Again, monitoring revealed a wider need for in-service training in play work practice and additionally for infrastructure support, to improve physical play-site environments. As a result, in 1996, HPA set up in-service training to NVQ Levels 2 & 3 in Play and Play work alongside associated training, such as Health and Safety, First Aid, Child Protection and Design & Build.
In the late nineties, as HPA"s Training Unit forged ahead in service delivery and development, HPA continued to campaign and lobby for play provision and improved standards, both in the borough, across London and the UK. After the Torkildsen Report of 1996, HPA became a lead member on a steering group created to support out-of-school play services for children across London. The result was the establishment of London Play, which works today to co-ordinate support and assist in the development of play across the capital.

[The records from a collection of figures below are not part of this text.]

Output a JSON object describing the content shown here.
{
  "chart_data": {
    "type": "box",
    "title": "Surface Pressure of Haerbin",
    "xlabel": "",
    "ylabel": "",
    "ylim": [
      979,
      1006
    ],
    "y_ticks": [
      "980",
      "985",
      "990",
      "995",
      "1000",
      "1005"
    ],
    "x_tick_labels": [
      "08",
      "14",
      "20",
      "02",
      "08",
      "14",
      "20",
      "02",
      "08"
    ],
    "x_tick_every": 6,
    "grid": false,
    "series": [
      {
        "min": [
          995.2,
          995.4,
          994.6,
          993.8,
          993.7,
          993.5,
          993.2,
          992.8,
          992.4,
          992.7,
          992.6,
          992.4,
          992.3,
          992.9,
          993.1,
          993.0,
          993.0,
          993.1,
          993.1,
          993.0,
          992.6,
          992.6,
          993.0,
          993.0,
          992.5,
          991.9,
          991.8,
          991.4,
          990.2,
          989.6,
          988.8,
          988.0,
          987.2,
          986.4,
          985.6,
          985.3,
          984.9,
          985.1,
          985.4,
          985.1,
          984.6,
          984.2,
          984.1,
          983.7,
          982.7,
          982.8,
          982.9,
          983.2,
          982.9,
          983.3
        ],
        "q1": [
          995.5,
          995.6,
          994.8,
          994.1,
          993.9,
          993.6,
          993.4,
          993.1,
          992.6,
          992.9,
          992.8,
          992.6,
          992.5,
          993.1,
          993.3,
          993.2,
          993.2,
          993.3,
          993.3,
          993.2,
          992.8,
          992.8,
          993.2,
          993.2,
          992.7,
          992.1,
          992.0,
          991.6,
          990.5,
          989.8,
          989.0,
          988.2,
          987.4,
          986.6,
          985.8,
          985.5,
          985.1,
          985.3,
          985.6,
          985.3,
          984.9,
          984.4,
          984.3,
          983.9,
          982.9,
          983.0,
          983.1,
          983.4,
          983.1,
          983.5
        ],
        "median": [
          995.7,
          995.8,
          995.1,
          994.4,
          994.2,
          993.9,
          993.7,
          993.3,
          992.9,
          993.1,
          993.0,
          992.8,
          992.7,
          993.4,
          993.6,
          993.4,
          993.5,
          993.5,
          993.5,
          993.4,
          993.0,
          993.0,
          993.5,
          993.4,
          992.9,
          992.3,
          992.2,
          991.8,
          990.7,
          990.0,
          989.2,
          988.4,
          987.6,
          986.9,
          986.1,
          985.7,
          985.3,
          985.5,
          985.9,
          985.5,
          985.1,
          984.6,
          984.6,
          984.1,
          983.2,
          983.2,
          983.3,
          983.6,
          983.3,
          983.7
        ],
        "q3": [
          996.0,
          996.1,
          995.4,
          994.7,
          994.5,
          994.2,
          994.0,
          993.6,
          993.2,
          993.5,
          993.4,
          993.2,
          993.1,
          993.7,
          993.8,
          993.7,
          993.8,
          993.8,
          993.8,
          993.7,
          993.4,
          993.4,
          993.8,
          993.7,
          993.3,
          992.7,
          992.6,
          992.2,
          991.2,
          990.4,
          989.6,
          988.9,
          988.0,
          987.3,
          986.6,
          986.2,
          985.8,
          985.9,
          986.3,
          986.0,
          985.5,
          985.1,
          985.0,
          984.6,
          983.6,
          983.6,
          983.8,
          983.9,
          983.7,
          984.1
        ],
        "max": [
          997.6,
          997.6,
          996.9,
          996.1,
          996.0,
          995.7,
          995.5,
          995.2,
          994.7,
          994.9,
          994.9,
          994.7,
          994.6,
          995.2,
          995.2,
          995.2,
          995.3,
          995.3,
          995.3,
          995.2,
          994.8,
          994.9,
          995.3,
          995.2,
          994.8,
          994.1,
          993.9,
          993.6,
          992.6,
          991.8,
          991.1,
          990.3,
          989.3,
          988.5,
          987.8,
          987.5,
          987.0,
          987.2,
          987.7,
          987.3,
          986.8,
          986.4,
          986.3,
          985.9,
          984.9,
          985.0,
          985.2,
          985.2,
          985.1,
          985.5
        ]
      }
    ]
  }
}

The "missing link" in play provision in London and elsewhere in the late nineties was the concept of quality standards. In 1998 we began work on creating the country"s first play-specific quality assurance system, and in early 2000 Focus Central London TEC funded London Play, who in turn contracted HPA to develop the system through a series of pilot workshops and seminars across six London boroughs. Quality in Play has now been published by London Play with a preface by Chris Smith MP, Secretary of State for Culture Media and Sport, and will be part of the Investors in Children quality benchmarking programme recently announced by the Prime Minister.
In 2000/2001 we took a look at ourselves as an organisation to see whether we were practising what we preached, and as a first step we started the process of achieving Investors in People status through a programme funded by Focus Central London TEC and now by the successor East London Learning and Skills Council.
In August 2002 Hackney entered into a ten year contract with the Learning Trust, where the Early Years and Play Service are. HPA works closely with the section to improve not only the quality of Play Provision within the borough, but to ensure that training is available to staff of the Trust.
Partnerships are being forged at the moment with the onset of the new Children Act 2004 - "Every Child Matters".